Der hier beschriebene deutsche Standpunkt nähert sich immer mehr dem Standpunkt der DDR zwischen 1967 und 1989

Matthias Braun / 04.04.2019

” Es gibt nur eine Sünde, die gegen die ganze Menschheit mit all ihren Geschlechtern begangen werden kann, und dies ist die Verfälschung der Geschichte.” ( Friedrich Hebbel )

Wolfgang Kaufmann / 04.04.2019

Wenn die Deutschen meinen, mit Soumission den Frieden stärken zu können, ist das die Sache eines dekadenten und lebensunwilligen Volkes. Überall sonst auf der Welt wird ein Angreifer bei einem verlorenen Krieg zu Recht einige Gebiete verlieren, wie es dem Deutschen Reich mit erst Elsass-Lothringen und dann mit Schlesien und Ostpreußen ergangen ist. Da möchte heute auch keiner mehr die Uhr zurückdrehen.

Petra Wilhelmi / 04.04.2019

Als angehender islamischer Staat, können wir uns doch wohl auf keinen Fall für Israel stark machen. Das zeigt nicht nur das Verhalten Deutschlands zu Israel, sondern auch sein Verhalten zum Iran. Wir wollen doch unsere kommenden Brüder nicht verärgern. Wir müssen nur noch den Unterschied zwischen Sunniten und Schiiten lernen.  Sarkasmus aus.
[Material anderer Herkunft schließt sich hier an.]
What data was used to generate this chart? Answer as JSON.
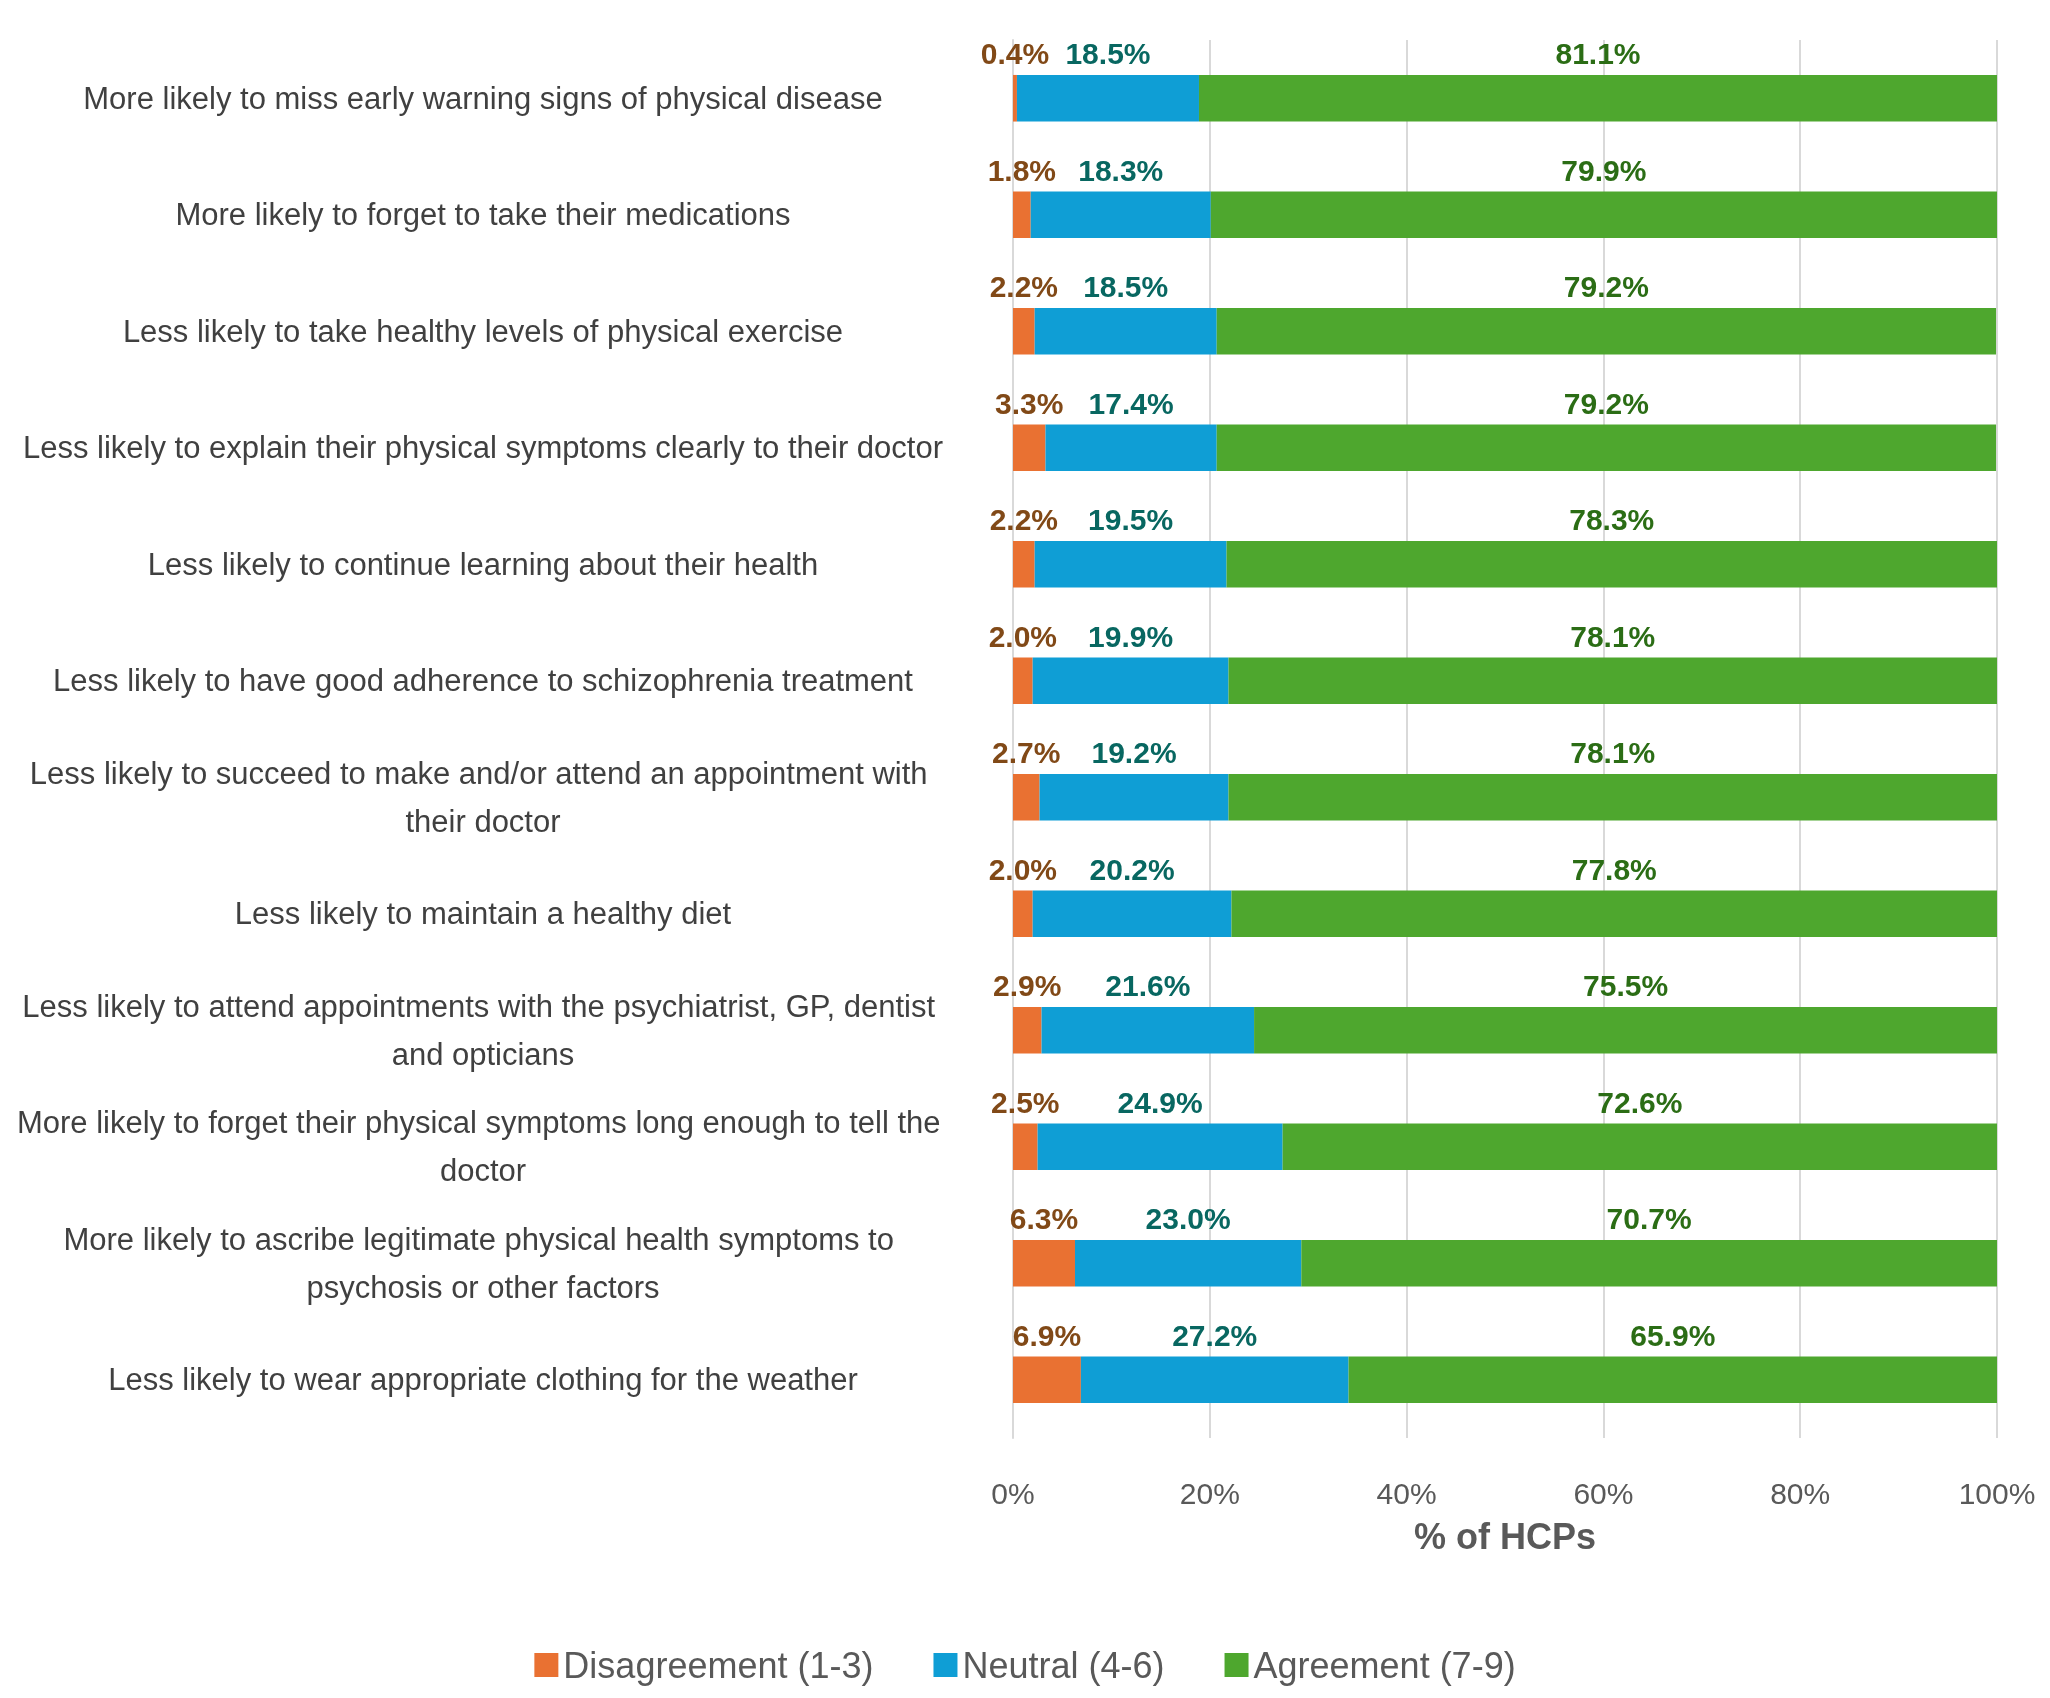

Michael Lorenz / 04.04.2019

Genau darum geht es doch, die Gründung Israels rückabzuwickeln - was auch einem Herrn Heusgen so wie allen anderen Israelfeinden klar sein dürfte. Der entscheidende Unterschied zwischen ihm und einer typischen Kampfstiefel-Glatze ist nur der, dass letzterer wenigstens nicht versucht, so zu tun, als sei er kein Idiot.

Thomas Taterka / 04.04.2019

1. Zur Imagepflege des ” neuen ” Deutschland gehört ( noch ! ) der gehorsame Alibi-Jude. 2. Die Signalwirkung wäre verheerend weltweit : kein Ort wäre mehr sicher für Juden. Morde und Mordversuche würden täglich geschehen. Es gäbe vielerorts keinen öffentlichen Frieden mehr und keine Möglichkeit, ihn wieder herzustellen. 3. Von diesem Schock würde sich dieses Land und Europa auf absehbare Zeit nicht mehr erholen. Das Trauma würde die kulturelle Verunsicherung steigern in absolutes gesellschaftliches Chaos.    

Marcel Seiler / 04.04.2019

Nach meiner Meinung sollten die Israelis auch den Gaza-Streifen übernehmen. Die arabische Bevölkerung dort hat durch permanente militärische Angriffe, Attentate, Raketenangriffe, Brandstiftungen, zivile Morde usw. das Recht verwirkt, dort leben zu dürfen. Arabien ist groß; dorthin sollten sie gehen. Einen echten Frieden wird es andernfalls nicht geben.

Wilfried Cremer / 04.04.2019

Herr Heusgen ist straff eingebunden. Die Gruppendisziplin für die Fraktionen ist erweitert worden, seit Merkel steht man ohne Grenzen stramm.